How can a developing country will benefit from the removal of trade restrictions?
International trade is one of the most contentious issues in development economics. Developing countries tend to have more trade restrictions on their product.
Removing trade restrictions may be beneficial to an economy in several ways:
➣The removal of trade restrictions on the country’s products can enable a country to specialise in the products it is best at producing.
Traditional trade theory implies that countries should specialise in producing those items in which they have a comparative advantage: i.e. those goods that can be produced at relatively low opportunity costs. For most developing countries, this means that a large proportion of their exports should be primaries. They can be sold at a lower price which may increase demand in foreign markets.

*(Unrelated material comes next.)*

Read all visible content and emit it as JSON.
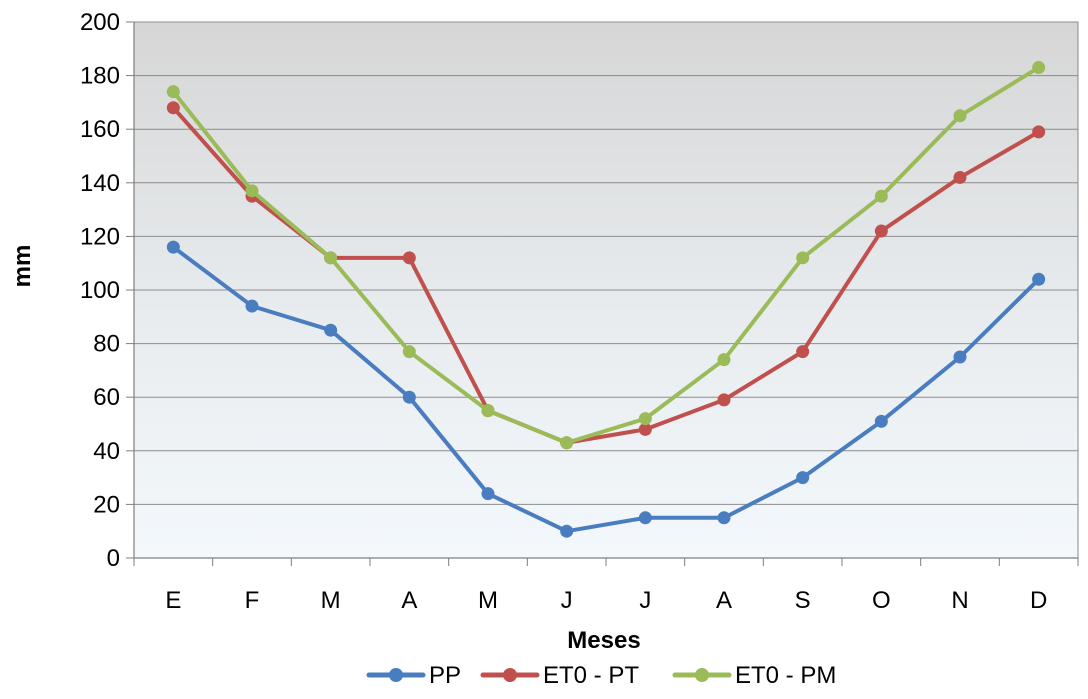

➣ The removal of trade restrictions that the country imposes may mean it can purchase raw materials and capital equipment at a lower price, reducing costs of production.
Certain raw materials, capital equipment and intermediate products that are necessary for development can be obtained only from abroad. Others could be produced domestically, but only at a much higher cost. Thus removal of trade restrictions will help firms lower their cost of production and produce better quality and quantity of goods and services. This leads to economic growth.
➣Consumers may enjoy a greater variety of products greater availability of products at lower prices.
The removal of trade restrictions unable local consumers to purchase a wider range of foreign products at a cheaper price. Foreign products may also be of better quality.
➣ Domestic firms may respond to greater competition by becoming more efficient.
With more trade, domestic firms will face more competition from abroad. Therefore, there will be more incentives to cut costs and increase efficiency. It may prevent domestic monopolies from charging too high prices. If an economy protects its domestic industry by increasing tariffs industries may not have any incentives to cut costs.
➣ The removal of trade restrictions may increase inward investment and attract MNCs
Most free trade agreements also reduce restrictions on foreign investment. This change allows foreign firms and financiers to more easily provide funds for in-country projects. With new capital entering a developing country, it begins an upward productivity cycle that stimulates the entire economy. An inflow of foreign capital can also stimulate the banking system, leading to more investment and consumer lending.